Created attachment 1173491 [details] patch for virt-admin crash due to uninitialized threadlocal storage
Created attachment 1173492 [details] patch to fix virt-admin crash caused by uninitialized threadlocal storage
I wasn't able to reproduce this on any machine (fedora 23, rhel7), not even on a host with plenty of uptime (where there's lots of apps and the memory is likely to be reused). Could you reproduce this after restarting the host you're testing it on? Anyway, I dug into our code (and into glibc's pthreads as well) and the problem is most likely (as you suspected in #c0) caused by not calling virAdmInitialize, because what happens then is that we do not call pthread_key_create to get a unique thread local storage identifier which leaves us with value 0 (global variable...) which obviously returned some other proces's threadlocal data in your case (whereas I always got NULL which does not reveal the crash). Since you can reproduce the issue with ease, does the patch (slightly modified version of Cole's patch that he proposed) I added to the attachment (#c5) fix the issue for you?

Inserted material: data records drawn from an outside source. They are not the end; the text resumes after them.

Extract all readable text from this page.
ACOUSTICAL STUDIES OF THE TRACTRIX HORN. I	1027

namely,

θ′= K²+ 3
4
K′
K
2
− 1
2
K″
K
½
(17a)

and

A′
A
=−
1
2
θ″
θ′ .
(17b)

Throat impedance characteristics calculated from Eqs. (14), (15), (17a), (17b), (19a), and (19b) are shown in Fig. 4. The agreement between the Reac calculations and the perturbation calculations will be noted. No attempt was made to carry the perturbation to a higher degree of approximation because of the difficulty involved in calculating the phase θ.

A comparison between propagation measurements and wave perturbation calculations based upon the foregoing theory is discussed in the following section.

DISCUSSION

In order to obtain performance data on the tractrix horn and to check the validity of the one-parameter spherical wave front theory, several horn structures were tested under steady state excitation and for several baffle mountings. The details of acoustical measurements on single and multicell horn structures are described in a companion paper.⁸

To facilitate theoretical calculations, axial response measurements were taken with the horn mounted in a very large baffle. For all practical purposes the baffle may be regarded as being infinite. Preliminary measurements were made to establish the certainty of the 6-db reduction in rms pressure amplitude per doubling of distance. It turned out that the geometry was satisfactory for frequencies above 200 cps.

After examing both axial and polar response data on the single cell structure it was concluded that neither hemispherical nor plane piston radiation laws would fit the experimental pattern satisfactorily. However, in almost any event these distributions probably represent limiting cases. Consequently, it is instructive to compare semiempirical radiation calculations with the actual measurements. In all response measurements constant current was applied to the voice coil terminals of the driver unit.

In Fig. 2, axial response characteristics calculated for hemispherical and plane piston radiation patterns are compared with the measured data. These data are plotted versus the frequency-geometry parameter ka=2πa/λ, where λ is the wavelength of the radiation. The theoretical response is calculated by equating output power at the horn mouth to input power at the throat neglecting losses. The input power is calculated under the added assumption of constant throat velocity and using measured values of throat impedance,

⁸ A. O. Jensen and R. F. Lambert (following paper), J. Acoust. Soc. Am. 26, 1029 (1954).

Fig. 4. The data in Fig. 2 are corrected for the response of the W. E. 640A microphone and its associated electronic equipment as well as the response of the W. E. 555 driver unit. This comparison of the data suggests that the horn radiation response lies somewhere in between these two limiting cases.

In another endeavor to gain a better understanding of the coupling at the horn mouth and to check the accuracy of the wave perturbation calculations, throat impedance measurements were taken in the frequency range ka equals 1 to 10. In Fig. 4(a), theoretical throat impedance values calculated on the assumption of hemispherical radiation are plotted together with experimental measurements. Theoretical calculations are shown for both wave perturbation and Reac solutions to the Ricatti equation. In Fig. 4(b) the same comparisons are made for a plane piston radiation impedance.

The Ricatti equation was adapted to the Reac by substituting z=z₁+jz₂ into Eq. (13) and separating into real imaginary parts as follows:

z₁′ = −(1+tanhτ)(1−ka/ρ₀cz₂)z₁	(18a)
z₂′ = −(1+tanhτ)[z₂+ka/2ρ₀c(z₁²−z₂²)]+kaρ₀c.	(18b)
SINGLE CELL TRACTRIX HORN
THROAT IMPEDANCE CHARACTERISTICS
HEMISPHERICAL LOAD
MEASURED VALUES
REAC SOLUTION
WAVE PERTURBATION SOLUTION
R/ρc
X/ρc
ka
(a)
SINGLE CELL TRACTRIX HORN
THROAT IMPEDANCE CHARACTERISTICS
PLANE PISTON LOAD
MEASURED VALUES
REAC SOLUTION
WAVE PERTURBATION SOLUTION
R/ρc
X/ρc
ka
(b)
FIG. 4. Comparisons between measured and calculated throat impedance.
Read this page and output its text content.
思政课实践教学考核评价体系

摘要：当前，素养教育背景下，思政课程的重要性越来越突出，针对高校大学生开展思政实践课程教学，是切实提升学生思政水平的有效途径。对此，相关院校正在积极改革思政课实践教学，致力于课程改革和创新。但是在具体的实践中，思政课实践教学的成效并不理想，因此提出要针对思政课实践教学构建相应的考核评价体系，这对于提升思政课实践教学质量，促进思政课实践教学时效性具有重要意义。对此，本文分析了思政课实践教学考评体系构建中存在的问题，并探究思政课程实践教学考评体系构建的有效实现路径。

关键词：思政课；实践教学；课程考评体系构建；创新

(In reply to Erik Skultety from comment #6) > I wasn't able to reproduce this on any machine (fedora 23, rhel7), not even > on a host with plenty of uptime (where there's lots of apps and the memory > is likely to be reused). Could you reproduce this after restarting the host > you're testing it on? Anyway, I dug into our code (and into glibc's pthreads > as well) and the problem is most likely (as you suspected in #c0) caused by > not calling virAdmInitialize, because what happens then is that we do not > call pthread_key_create to get a unique thread local storage identifier > which leaves us with value 0 (global variable...) which obviously returned > some other proces's threadlocal data in your case (whereas I always got NULL > which does not reveal the crash). > Since you can reproduce the issue with ease, does the patch (slightly > modified version of Cole's patch that he proposed) I added to the attachment > (#c5) fix the issue for you? Hi Erik, Thanks your patch, it fix the issue on my machine. I wondered why i am so lucky (or unlucky) that i can always reproduce this issue on my machine :)
Fixed upstream now: commit c924965b240a7689af888132ae5b38aaabff6d46 Author: Erik Skultety <eskultet> Date: Wed Jun 29 16:12:58 2016 +0200 admin: fix virt-admin startup crash by calling virAdmInitialize Similarly to what virsh virt-login-shell do, call virAdmInitialize prior to initializing an event loop and initializing the error handler. Commit 97973ebb7 described and fixed an identical issue for libvirt_lxc. Since virAdmInitialize becomes a public API after applying this patch, the symbol is also added to public syms and the doc string of the method is slightly enhanced analogically to virInitialize. Signed-off-by: Erik Skultety <eskultet>